In the 1980s, enterprising gays re-decorated and put up antique stores and salons. Bloodthirsty businessmen got jealous of their success and jacked up rent everywhere. If you could afford to stay, you had to be a high-end, good-looking, one hand in the past and one hand on the pulse of the present business. The new tenants of the old spaces have very little connection with what came before, even if they both touched the same hardwood floors.
These same floorboards now creaked under my feet as I descended steep, short stairs to the basement of the Marshall Building. Like some sort of movie, I had tried a few times to escape the place in the past hour. But then I would step outside and run into someone I knew, and would get dragged back inside. It was very unlike me.
Gallery Night is usually an obstacle course across the city that takes me as far north as Cardinal Stritch and as far south as Hide House in Bay View during a four-hour stretch. The shows at the Milwaukee Art Museum and the Haggerty are usually tops, and the underdog shows at Walker’s Point Center for the Arts are pretty fine. I have a checklist of folks I plan to see, even if it means running the dreaded gambit of downtown parking to visit Dean Jensen and Digital Edge.
But on this night, I found parking on the roof level of one of two open parking structures that are free during the event. I picked up a print of my own at Soups On! and ambled down to the corner splendor that is the Marshall Building. What ensued was bliss and chaos.
My basement wanderings led to encounters including Bridget Griffith and Gene Evans, some Pabst memorabilia from the team at Best Place, a fledgling show called Spill, and other known art associates and miscreants.

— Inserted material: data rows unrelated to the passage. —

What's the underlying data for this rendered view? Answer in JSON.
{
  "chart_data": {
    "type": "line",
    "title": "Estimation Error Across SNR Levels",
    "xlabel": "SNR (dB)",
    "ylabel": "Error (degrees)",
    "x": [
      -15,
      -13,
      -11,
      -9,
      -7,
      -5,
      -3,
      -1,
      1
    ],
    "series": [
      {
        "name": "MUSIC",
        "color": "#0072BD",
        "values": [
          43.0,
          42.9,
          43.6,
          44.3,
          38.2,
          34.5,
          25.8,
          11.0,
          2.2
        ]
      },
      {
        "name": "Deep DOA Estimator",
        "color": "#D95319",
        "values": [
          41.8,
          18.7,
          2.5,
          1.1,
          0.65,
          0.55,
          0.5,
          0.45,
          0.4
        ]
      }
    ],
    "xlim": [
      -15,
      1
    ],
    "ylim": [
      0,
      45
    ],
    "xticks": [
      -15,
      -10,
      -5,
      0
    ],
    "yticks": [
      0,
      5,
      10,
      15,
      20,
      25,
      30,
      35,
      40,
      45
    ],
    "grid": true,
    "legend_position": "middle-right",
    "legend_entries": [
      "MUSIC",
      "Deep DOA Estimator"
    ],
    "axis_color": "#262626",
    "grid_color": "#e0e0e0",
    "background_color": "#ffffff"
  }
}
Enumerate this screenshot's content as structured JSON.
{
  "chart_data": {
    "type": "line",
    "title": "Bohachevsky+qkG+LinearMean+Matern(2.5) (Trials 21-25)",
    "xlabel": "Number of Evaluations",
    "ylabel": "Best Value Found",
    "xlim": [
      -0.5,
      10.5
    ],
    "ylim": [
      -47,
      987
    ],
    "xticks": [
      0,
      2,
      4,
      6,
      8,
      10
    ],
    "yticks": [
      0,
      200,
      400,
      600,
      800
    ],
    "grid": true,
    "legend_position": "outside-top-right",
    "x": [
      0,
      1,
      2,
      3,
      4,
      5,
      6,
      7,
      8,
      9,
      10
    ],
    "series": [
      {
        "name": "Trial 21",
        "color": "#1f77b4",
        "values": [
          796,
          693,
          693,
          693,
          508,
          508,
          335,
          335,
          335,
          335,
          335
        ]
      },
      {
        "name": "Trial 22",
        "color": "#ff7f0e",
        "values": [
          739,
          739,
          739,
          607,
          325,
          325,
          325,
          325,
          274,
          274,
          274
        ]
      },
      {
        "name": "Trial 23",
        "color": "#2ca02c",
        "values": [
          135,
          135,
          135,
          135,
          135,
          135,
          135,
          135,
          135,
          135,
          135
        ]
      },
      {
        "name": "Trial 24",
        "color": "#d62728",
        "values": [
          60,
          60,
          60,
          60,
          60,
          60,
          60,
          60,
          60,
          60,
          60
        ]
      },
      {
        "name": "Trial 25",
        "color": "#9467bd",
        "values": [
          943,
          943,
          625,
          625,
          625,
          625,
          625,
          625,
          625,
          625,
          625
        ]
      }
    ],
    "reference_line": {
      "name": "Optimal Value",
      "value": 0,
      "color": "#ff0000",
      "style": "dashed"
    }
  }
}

My first floor adventure met with a crowded Irish band, a conversation in Grava Gallery about anatomically correct lion sculptures, and a foray into social matters at Reginald Baylor’s new space.
Now came the elevator ride. As a rule, I never use this thing but tonight I wanted to reach the fifth floor and the Shimon & Lindemann photographic survey show at The Portrait Society Gallery. It was an adventure taken with fellow (but more luminous) photographer Francis Ford that rivaled the trip taken by Charlie and his grandfather with Willie Wonka.
On the fifth floor — and every floor for that matter — there is an open window with a spectacular view of the city during “the magic hour.” On the inside hall, there is much talk surrounding Mike Brenner’s small first batch of his own microbrew finalized during the July storm that rocked all of our little worlds. Everyone scours the photograph project for people they know or in some cases, themselves. There is much marching up and down stairs here.
I could make arguments for both practices on Gallery Night in Milwaukee. Planning your night and hitting specific spots can be a good thing and a fair way to expose yourself to new ideas. But for the purely social angle, nothing has yet topped hanging out in one place and getting a feel for what you are seeing, all the while running into friends and entering into new conversations about art in the city.